The amp itself is very straightfoward. It has a gain knob, three knobs for bass, middle and treble, two shaping knobs for depth and presence, a gate, and selectable buttons for lead, deep and scoop. The knobs all do exactly what they say. The button for lead adds additional distortion, the button for deep emphasizes lower frequencies, and the button for scoop creates a scoop in the mid-range. All very straightforward. Two minutes after installation I had the program basically figured out and was messing with the vast sound-shaping capability of such a simple setup. One of the things I love about this plug is that it is hard to not get a good sound. And the sound itself ranges from hard-rock to all-out blistering metal; best of all, it does not crap out on the low end and become muddy. Thank god there is a company that understands what metal is.

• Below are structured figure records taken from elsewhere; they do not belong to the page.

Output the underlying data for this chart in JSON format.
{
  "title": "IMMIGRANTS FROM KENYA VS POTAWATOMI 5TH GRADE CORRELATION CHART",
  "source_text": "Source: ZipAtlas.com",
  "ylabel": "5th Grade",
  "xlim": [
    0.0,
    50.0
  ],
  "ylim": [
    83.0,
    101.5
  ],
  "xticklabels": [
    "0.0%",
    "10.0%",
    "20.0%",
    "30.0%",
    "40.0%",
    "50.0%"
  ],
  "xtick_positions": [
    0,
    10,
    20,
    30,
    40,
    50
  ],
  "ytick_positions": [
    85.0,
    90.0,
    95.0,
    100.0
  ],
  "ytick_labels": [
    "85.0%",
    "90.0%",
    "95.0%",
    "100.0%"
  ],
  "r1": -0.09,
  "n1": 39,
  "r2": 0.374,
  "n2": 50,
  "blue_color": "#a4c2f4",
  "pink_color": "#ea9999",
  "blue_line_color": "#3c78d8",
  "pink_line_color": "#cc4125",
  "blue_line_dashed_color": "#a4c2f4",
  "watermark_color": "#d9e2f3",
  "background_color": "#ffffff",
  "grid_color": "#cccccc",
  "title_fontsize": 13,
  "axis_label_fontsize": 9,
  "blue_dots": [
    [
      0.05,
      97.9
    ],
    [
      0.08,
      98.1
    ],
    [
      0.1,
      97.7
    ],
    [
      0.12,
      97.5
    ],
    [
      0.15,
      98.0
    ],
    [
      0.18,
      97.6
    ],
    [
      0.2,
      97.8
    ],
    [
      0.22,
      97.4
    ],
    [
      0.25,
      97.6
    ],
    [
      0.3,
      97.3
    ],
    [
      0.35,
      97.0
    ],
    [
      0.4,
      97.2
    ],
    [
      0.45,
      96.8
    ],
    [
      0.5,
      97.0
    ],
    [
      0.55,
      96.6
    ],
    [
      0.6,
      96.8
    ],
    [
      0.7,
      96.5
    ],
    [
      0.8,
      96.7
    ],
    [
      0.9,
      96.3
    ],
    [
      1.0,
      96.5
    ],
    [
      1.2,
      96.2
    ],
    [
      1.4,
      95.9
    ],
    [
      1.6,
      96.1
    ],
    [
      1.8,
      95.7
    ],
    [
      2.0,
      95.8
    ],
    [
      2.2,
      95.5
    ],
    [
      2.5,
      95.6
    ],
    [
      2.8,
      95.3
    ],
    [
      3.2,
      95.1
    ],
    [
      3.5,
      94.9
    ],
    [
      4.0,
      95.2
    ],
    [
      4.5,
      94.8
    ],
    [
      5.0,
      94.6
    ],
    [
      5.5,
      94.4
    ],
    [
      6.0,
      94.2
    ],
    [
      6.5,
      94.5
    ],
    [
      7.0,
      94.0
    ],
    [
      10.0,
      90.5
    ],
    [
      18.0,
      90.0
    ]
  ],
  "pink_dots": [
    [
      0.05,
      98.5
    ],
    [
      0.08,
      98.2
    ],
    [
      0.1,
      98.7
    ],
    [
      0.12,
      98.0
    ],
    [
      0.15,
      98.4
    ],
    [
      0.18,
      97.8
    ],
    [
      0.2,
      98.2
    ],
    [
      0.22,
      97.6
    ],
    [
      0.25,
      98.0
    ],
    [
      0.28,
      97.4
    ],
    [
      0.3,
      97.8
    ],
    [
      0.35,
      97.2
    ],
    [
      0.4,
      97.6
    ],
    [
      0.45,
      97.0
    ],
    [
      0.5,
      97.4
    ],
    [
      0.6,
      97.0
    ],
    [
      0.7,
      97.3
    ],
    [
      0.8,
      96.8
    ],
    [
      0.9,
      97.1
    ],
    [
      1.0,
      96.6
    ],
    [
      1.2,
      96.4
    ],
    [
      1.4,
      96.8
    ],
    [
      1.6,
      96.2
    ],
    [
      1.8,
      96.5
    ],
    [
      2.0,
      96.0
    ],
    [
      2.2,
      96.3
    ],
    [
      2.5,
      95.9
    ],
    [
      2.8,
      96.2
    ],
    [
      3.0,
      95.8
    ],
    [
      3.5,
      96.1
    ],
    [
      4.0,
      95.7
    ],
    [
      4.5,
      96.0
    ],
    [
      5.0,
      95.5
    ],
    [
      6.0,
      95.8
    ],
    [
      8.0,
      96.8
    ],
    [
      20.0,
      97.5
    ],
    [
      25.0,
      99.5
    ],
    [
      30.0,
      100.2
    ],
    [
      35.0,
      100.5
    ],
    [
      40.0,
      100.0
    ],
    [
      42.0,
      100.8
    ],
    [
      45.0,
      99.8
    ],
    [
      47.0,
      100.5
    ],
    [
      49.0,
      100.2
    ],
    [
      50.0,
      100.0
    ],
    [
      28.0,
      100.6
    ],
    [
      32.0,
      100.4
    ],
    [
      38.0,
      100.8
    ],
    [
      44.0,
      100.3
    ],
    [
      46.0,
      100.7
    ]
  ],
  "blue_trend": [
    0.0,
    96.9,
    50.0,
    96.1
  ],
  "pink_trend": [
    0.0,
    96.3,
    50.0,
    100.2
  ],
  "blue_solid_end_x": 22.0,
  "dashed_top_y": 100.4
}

Having said this, there are a few things that bug me about this product. One, it doesn't have an onboard tuner. In this day and age, when you are working and recording, it doesn't make sense to have to unplug your guitar to manually tune it when most software has this feature on board. Two, it uses the standard VST preset management system rather than an onboard save and load feature. This is not a huge deal, but if you use more than one host, you'll want to be sure that you save all presets to the same location or the sound you painstakingly create will be lost in the structure of a host-specific location. With an onboard preset management system, you'd never have to think about where to store the patch.
Overall Rating: 8. I'd love to give this a nine just for the sound of it, but the price and the lack of a tuner or good preset management system, to me, set this back a bit. Still, if you are looking for "that" metal sound, this is a great program to have in your arsenal.